Abstract

We sought to evaluate survival of dialysis (chronic kidney disease (CKD) stage 5D) patients undergoing coronary revascularization procedures in the context of acute coronary syndrome (ACS) compared with absence of ACS. CKD 5D patients undergoing coronary revascularization, 2004-2009 (n = 23,033), were identified from the United States Renal Data System. Long-term survival was estimated by the Kaplan-Meier method and independent predictors of mortality using a comorbidity-adjusted Cox proportional hazards model.
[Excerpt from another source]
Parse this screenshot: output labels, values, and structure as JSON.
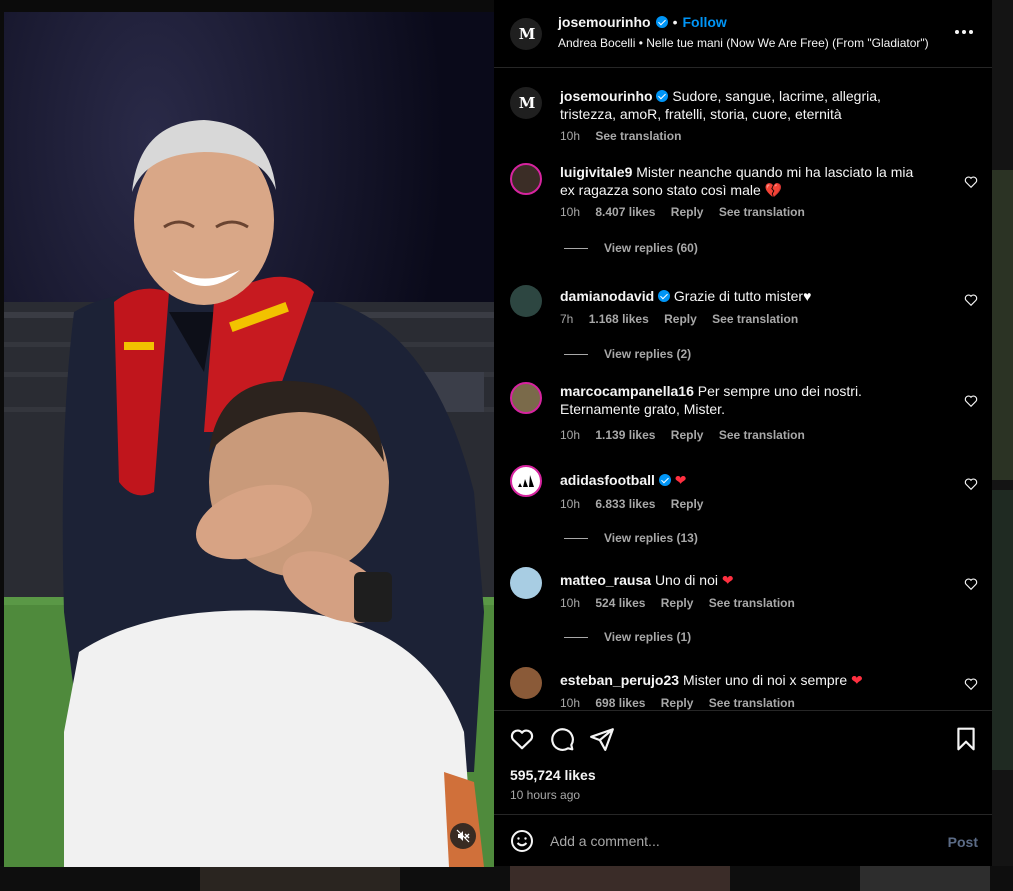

Among ACS patients (n = 12,473; 54%), revascularization procedures were coronary artery bypass grafting (CABG, n = 2910), drug-eluting stents (DESs, n = 6566), and bare metal stents (BMSs, n = 2997). All-cause survival rates following these procedures, respectively, were: in-hospital 90%, 96%, 93%; one-year: 66%, 67%, 58%; two-year: 53%, 48%, 43%. Among non-ACS patients (n = 10,560; 46%), procedures were CABG (n = 3268), DESs (n = 5278), and BMSs (n = 2014). Survival rates following these procedures, respectively, were: in-hospital 94%, 99%, 98%; one year: 73%, 77%, 70%; two year: 61%, 59%, 55%. DESs (versus CABG) independently predicted mortality among ACS (hazard ratio 1.08; 95% confidence interval 1.02-1.15) but not non-ACS patients (1.01, 0.95-1.07); BMSs (versus CABG) independently predicted mortality among ACS (1.30, 1.21-1.38) and non-ACS (1.13, 1.05-1.22) patients. Among CKD 5D patients, survival was lower for ACS versus non-ACS indications following all revascularization strategies. CABG (versus DESs) was associated with higher long-term survival in the context of ACS; in the absence of ACS, long-term survival was similar after CABG or DESs. BMSs were consistently associated with worse outcomes.